You can also generate an alternative assembly using an experimental assembler FALCON. To do that, you have to create a working directory and copy the necessary scripts from the example to set it up:

```
    cd /mnt/dmel_asm/mhap_WGS
    mkdir falcon_asm
    cd falcon_asm
    cp ../../mhap_WGS_template/falcon_asm/*.py .
    cp ../../mhap_WGS_template/falcon_asm/run_asm.sh .
    cp ../../mhap_WGS_template/falcon_asm/post_asm.sh .
    ln -s ../dmel.longest25.fasta preads.fa
```

Then, you can run the run_asm.sh to start the assembly process:

```
    bash run_asm.sh
```

In my test, it takes about 3 to 5 hours for the initial overlapping jobs. The rest of the layout and generating contig jobs are relatively fast. They can be finished in 10s of minutes.

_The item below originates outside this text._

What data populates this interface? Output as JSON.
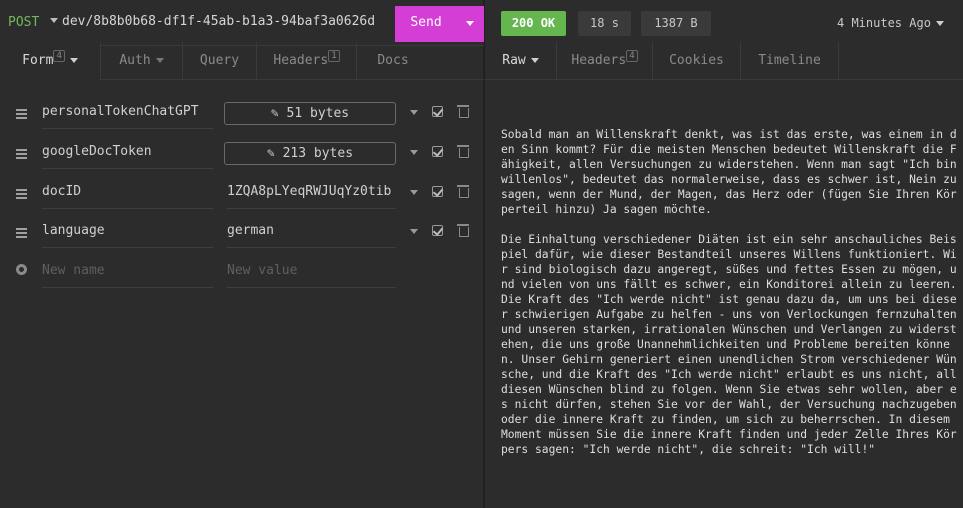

Here is a list of the output files:

```
    full_string_graph.adj  # the adjacent nodes of the edges in the full string graph
    string_graph.gexf      # the gexf file of the string graph for graph visualization
    string_graph.adj       # the adjecent nodes of the edges in the string graph after transitive reduction
    edges_list             # full edge list 
    paths                  # path for the unitigs
    unit_edges.dat         # path and sequence of the untigs
    uni_graph.gexf         # unitig graph in gexf format 
    unitgs.fa              # fasta files of the unitigs
    all_tigs_paths         # paths for all final contigs (= primary contigs + associated contigs)
    all_tigs.fa            # fasta file for all contigs
    primary_tigs_paths     # paths for all primary contigs 
    primary_tigs.fa        # fasta file fot the primary contigs
    primary_tigs_paths_c   # paths for all primary contigs, detectable mis-assemblies are broken 
    primary_tigs_c.fa      # fasta file fot the primary contigs, detectable mis-assemblies are broken
    asm_graph.gexf         # the assembly graph where the edges are the contigs
```

There might be some redundant contigs. The following script (post_asm.sh) can be used to remove redundant contigs:

```
    export PATH=$PATH:/home/HBAR_ENV/MUMmer3.23
    cd /mnt/dmel_asm/mhap_WGS
    cd /mnt/dmel_asm/new_asm/3-asm-falcon
    nucmer -maxmatch all_tigs.fa all_tigs.fa -p all_tigs_self >& /dev/null  #~2hr
    show-coords -o -H -T all_tigs_self.delta | grep CONTAINS | awk '$7>96' | awk '{print $9}' | sort -u > all_tigs_duplicated_ids
    remove_dup_ctg.py
    cat p-tigs_nodup.fa a-tigs_nodup.fa > pa-tigs_nodup.fa
```

The non-reduant set of contigs in pa-tigs_nodup.fa will be suitable for further correction by the Quiver algorithm.

E. coli and Yeast Assemblies using the final wgs–8.2beta

The following directories contained the assemblies for E. coli and Yeast assembled with the final wgs-8.2beta.

```
    wgs-8.2beta # the final version of the WGS assembler
    ecoli_data # single SMRTCell data for E. coli
    ecoli_example # a working directory for a new E. coli assembly with wgs-8.2beta, running script and configuration files included
    ecoli_example_template # E. coli assembly results done by wgs-8.2beta
    yeast_data  # yeast dataset
    yeast_WGS  # yeast assembly results done by wgs-8.2beta  
```

You can assemble both E. coli and Yeast using single node configuration. To assemble E. coli, one can change the working directory to /mnt/dmel_asm/ecoli_example and run the script run.sh to re-generate the assembly in the directory /mnt/dmel_asm/ecoli_example_template. The configuration is set up to run the assembly in local mode. No SGE set up is required for the E. coli assembly. An assembled example using wgs-8.2beta is provided in the yeast_WGS. You can re-generate the assembly with the run.sh and pacbio_asm.spec. However, the default setting here require a SEG setup, even though the assembly can be done with one single node. Please follow the instruction for DMEL assembly for setting SGE if you like to reproduce the results for the yeast assembly.